Jen, let me add a footnote to your discussion of Martin Indyk’s article, in which he concluded that, “[f]rom Obama’s perspective, a zoning decision in an obscure Jerusalem suburb had dealt the United States a strategic setback.” Indyk wrote that the reason Netanyahu’s public apology “doesn’t begin to address the real problem” is that deferring building announcements and other “provocative” actions became for Obama “the litmus test of Netanyahu’s commitment to the common cause of curbing Iran’s nuclear enthusiasm.”
Put aside the question of whether a zoning decision in an obscure Jerusalem suburb can be a “strategic setback” — and whether it was wise for Obama to treat it as one. Put aside the question of what kind of strategy would depend on stopping further housing in a longstanding Jewish neighborhood of Jerusalem — a neighborhood that will be retained by Israel in any conceivable peace agreement. Put aside the question of whether pre-negotiation concessions should be demanded of one side but not the other — and demanded from the side that already made an unprecedented pre-negotiation concession unmatched by the other side.

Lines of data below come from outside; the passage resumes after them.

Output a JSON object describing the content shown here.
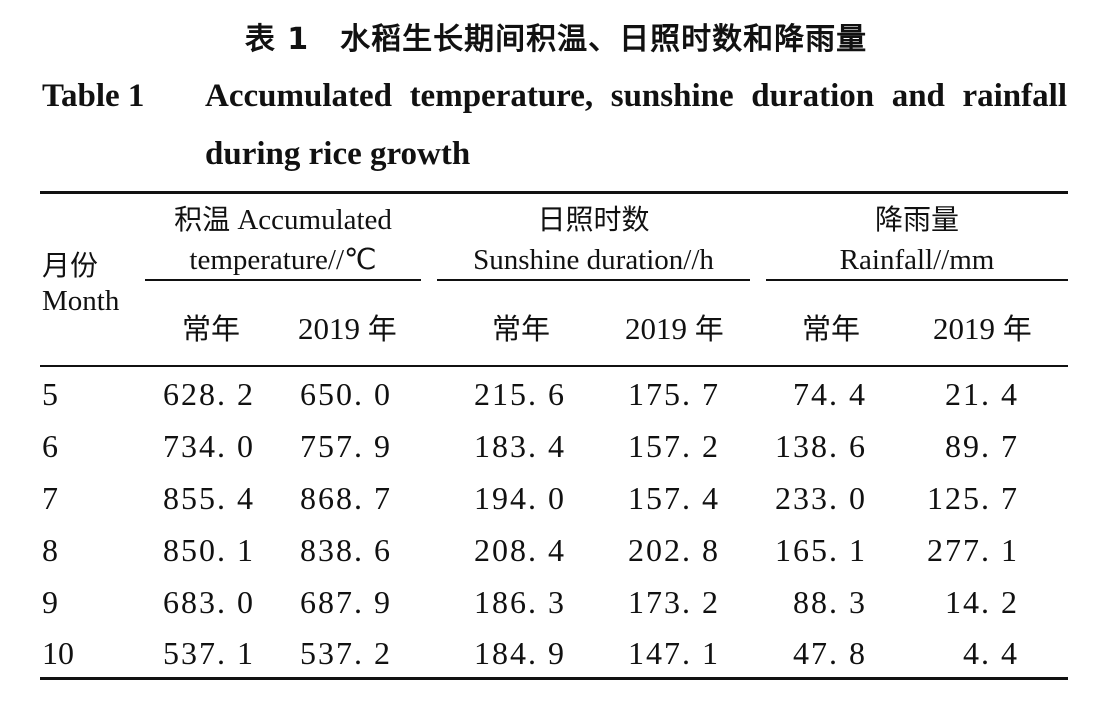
{
  "caption": {
    "cn": "表 1　水稻生长期间积温、日照时数和降雨量",
    "en_label": "Table 1",
    "en_title_line1": "Accumulated temperature, sunshine duration and rainfall",
    "en_title_line2": "during rice growth"
  },
  "header": {
    "month_cn": "月份",
    "month_en": "Month",
    "groups": [
      {
        "cn": "积温",
        "en_line1": "Accumulated",
        "en_line2": "temperature//℃"
      },
      {
        "cn": "日照时数",
        "en_line2": "Sunshine duration//h"
      },
      {
        "cn": "降雨量",
        "en_line2": "Rainfall//mm"
      }
    ],
    "sub_normal": "常年",
    "sub_2019_num": "2019",
    "sub_2019_cn": "年"
  },
  "rows": [
    {
      "month": "5",
      "v": [
        "628. 2",
        "650. 0",
        "215. 6",
        "175. 7",
        "74. 4",
        "21. 4"
      ]
    },
    {
      "month": "6",
      "v": [
        "734. 0",
        "757. 9",
        "183. 4",
        "157. 2",
        "138. 6",
        "89. 7"
      ]
    },
    {
      "month": "7",
      "v": [
        "855. 4",
        "868. 7",
        "194. 0",
        "157. 4",
        "233. 0",
        "125. 7"
      ]
    },
    {
      "month": "8",
      "v": [
        "850. 1",
        "838. 6",
        "208. 4",
        "202. 8",
        "165. 1",
        "277. 1"
      ]
    },
    {
      "month": "9",
      "v": [
        "683. 0",
        "687. 9",
        "186. 3",
        "173. 2",
        "88. 3",
        "14. 2"
      ]
    },
    {
      "month": "10",
      "v": [
        "537. 1",
        "537. 2",
        "184. 9",
        "147. 1",
        "47. 8",
        "4. 4"
      ]
    }
  ]
}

The real point about the “strategic setback” is that you cannot have a setback if you don’t have a strategy. Does anyone think the reason for the failure of Obama’s year-long “engagement” with Iran was Netanyahu’s failure to agree to a one-sided pre-negotiation freeze beyond a 10-month moratorium in the West Bank? Or that it was the reason Obama has been unable, after four months of effort, to get Iranian sanctions even on the Security Council agenda, much less adopted? Or that sanctions would have been crippling if Israel had just made more concessions — or that the decisions of Russia and China are in any way affected by them? Or that Arab states will support strong action against Iran if building stops in Jerusalem, but not if it doesn’t? As Youssef Ibrahmim’s perceptive article today at the New York Sun indicates, many Arab commentators have themselves indicated that the Palestinian issue is a secondary concern.
Robert Gates sent a memorandum to the president in January reportedly warning that there was no Iran strategy in place. Whether or not it was a “wake-up call” then, or simply a normal planning memo, whoever leaked it now obviously thinks that four months later there is still no strategy in place. The coming setback will have nothing to do with a zoning decision in an obscure Jerusalem suburb.